Итак, перед нами набор (визуальных, формальных, материальных) мотивов, «остающихся неизменными» в различных смысловых контекстах. Как же нам толковать эти настойчиво повторяющиеся жесты или мотивы? Не стоит поддаваться искушению и рассматривать их как юнгианские архетипы с глубинным смыслом: поднятую руку у Вагнера как символическую угрозу мертвых живым, а человека, цепляющегося за руку другого человека, как символическое напряжение между духовным падением и спасением… В данном случае мы имеем дело с уровнем материальных знаков, сопротивляющихся смыслу и устанавливающих связи, не укорененные в символических структурах нарратива, – они просто соотносятся друг с другом в своеобразном досимволическом перекрестном резонансе.
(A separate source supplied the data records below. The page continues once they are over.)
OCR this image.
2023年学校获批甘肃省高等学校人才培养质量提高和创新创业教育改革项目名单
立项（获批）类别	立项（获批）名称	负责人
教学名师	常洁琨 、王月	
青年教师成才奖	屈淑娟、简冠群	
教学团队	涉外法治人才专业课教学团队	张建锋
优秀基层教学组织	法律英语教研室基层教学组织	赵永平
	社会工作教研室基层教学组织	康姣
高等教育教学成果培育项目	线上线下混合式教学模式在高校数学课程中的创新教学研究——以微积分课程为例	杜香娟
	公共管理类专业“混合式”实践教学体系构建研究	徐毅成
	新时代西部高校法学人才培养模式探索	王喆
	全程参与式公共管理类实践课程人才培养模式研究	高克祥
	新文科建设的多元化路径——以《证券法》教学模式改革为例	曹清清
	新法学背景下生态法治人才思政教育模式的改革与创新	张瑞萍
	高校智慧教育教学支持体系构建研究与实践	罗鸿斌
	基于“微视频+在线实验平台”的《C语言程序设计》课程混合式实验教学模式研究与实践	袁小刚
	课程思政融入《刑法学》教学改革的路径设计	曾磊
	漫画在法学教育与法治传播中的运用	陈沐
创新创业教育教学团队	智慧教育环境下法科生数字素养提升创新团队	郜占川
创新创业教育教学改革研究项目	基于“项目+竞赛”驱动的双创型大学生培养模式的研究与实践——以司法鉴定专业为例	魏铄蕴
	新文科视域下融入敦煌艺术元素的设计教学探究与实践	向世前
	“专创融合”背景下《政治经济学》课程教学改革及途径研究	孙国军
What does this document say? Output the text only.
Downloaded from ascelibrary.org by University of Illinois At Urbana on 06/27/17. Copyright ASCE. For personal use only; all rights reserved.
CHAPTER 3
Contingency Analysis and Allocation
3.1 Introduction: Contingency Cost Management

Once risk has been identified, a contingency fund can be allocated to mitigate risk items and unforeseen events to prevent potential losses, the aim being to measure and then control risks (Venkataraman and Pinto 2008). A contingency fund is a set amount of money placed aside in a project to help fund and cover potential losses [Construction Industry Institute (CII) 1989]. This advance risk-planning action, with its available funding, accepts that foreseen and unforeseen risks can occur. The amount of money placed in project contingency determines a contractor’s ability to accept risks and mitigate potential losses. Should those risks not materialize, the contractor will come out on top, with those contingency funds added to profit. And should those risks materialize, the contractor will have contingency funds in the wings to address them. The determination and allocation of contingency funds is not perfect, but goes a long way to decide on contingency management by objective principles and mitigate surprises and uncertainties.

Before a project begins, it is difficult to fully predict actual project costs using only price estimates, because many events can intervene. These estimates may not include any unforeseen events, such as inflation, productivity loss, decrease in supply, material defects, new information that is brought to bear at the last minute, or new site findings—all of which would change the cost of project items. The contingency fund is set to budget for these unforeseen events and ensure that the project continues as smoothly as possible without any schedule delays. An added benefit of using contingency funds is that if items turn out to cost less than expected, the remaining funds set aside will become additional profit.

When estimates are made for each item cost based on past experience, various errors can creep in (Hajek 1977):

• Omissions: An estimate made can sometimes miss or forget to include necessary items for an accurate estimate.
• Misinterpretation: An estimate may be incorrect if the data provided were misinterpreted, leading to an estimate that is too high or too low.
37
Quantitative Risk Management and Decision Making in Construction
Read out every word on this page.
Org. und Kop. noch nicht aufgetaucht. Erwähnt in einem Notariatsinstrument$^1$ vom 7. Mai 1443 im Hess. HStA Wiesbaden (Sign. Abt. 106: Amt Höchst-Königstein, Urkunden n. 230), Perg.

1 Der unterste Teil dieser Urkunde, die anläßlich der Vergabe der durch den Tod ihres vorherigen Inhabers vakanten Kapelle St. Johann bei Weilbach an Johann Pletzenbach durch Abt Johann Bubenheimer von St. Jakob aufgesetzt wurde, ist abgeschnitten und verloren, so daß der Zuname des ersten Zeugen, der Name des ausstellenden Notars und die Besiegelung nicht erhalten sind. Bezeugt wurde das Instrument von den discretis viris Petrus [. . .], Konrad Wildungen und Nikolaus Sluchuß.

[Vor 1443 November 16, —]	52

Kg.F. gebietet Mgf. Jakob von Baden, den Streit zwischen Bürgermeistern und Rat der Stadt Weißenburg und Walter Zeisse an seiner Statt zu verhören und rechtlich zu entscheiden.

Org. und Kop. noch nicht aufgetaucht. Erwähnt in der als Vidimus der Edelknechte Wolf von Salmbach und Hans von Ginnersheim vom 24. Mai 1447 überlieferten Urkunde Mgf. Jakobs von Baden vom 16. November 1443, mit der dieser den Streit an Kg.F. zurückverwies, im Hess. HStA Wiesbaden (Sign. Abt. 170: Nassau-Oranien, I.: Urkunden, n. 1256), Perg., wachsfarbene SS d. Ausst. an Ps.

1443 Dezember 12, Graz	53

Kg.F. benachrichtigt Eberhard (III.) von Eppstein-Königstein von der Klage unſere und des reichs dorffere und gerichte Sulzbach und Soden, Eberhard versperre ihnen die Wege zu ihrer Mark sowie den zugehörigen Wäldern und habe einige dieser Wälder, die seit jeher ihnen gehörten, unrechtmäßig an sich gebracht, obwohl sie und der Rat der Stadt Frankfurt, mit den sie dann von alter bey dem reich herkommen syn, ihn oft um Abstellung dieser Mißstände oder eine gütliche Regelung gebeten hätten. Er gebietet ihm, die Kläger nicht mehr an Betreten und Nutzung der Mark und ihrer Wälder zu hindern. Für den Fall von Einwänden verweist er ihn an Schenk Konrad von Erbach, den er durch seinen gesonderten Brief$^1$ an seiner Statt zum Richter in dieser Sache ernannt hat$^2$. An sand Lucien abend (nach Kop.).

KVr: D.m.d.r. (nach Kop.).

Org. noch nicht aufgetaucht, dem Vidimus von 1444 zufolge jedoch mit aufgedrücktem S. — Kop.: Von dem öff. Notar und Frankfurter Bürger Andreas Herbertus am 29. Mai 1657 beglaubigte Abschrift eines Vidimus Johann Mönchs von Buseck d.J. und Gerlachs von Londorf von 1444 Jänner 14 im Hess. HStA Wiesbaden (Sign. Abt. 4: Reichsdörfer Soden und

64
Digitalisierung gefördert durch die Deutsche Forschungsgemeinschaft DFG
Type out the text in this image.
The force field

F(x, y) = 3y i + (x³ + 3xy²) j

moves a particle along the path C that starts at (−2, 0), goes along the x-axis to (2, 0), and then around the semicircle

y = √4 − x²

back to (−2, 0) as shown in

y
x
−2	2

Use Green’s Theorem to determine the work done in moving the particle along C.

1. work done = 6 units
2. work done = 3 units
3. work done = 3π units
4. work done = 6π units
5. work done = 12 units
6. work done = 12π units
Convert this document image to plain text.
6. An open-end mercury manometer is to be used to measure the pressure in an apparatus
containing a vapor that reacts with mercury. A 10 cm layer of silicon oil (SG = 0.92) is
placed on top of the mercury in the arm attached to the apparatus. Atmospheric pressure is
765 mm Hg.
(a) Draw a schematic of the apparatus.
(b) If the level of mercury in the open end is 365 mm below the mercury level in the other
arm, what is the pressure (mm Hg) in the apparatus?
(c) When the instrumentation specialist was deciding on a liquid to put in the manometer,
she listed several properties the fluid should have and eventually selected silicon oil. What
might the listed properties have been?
Это не означающие и не знаменитые хичкоковские «пятна» – это элементы того, что пару десятилетий назад назвали бы кинематографическим письмом, écriture. В последние годы своего преподавания Жак Лакан провел границу между симптомом и синтомом: в отличие от симптома, являющегося шифром к смыслу, который он представляет, синтом не имеет определенного смысла – его повторяющийся паттерн просто предоставляет тело для некой элементарной матрицы jouissance, или крайнего наслаждения, – хотя синтомы лишены смысла, они излучают jouis-sense[38]. По свидетельству дочери Сталина Светланы, последним жестом умирающего вождя, многозначительно предваренным недобрым взглядом, был тот же жест, что и в последних операх Вагнера, – угрожающее поднятие левой руки:
В какой-то момент – не знаю, так ли на самом деле, но так казалось, – очевидно, в последнюю уже минуту, он вдруг открыл глаза и обвел ими всех, кто стоял вокруг. Это был ужасный взгляд, то ли безумный, то ли гневный и полный ужаса перед смертью и перед незнакомыми лицами врачей, склонившихся над ним. Взгляд этот обошел всех в какую-то долю минуты. И тут, – это было непонятно и страшно, я до сих пор не понимаю, но не могу забыть, – тут он поднял вдруг кверху левую руку (которая двигалась) и не то указал ею куда-то наверх, не то погрозил всем нам. Жест был непонятен, но угрожающ, и неизвестно, к кому и к чему он относился… В следующий момент душа, сделав последнее усилие, вырвалась из тела[39].
Что же означал этот жест? По Хичкоку, ответ таков: ничего, однако это ничто не было пустотой – оно было полнотой либидинального выражения, мгновением, предоставившим тело шифру наслаждения. Возможно, его ближайший эквивалент в живописи – это растянутые пятна, которые суть желтое небо у позднего Ван Гога или вода и трава у Мунка: подобная необъяснимая «массивность» не имеет отношения ни к прямой материальности цветовых пятен, ни к материальности изображаемых объектов – она пребывает в своего рода промежуточной призрачной сфере, которую Шеллинг называл geistige Koerperlichkeit, духовной материальностью. С точки зрения Лакана, эту «духовную материальность» легко определить как материализовавшееся jouissance, «jouissance, облеченное в плоть». Таким образом, синтомы Хичкока – это не просто формальные паттерны – в них сконцентрировано определенное либидинальное выражение. Именно они определяли творческий процесс Хичкока: он не шел от сюжета к его переводу на аудиовизуальный язык, скорее, он начинал с набора (обычно визуальных) мотивов, наполнявших его воображение и занимавших место его синтомов; затем он конструировал нарратив, который служил поводом для их использования… Эти синтомы создают особенный стиль, существенную плотность кинематографической текстуры фильмов Хичкока – без них у нас бы остался формальный безжизненный нарратив. Поэтому во всех разговорах о Хичкоке как о «мастере саспенса», о его уникальных, закрученных сюжетах и т. д. отсутствует ключевое измерение. Фредрик Джеймисон сказал о Хемингуэе, что тот подбирал свои сюжеты так, чтобы иметь возможность писать определенные (напряженные, мужественные) фразы. То же самое можно сказать о Хичкоке: он изобретал истории так, чтобы иметь возможность снять определенные сцены. И хотя нарратив его фильмов дает забавные и чуткие комментарии о нашем времени, Хичкок будет жить вечно именно в своих синтомах. Именно благодаря им его фильмы остаются объектами нашего желания.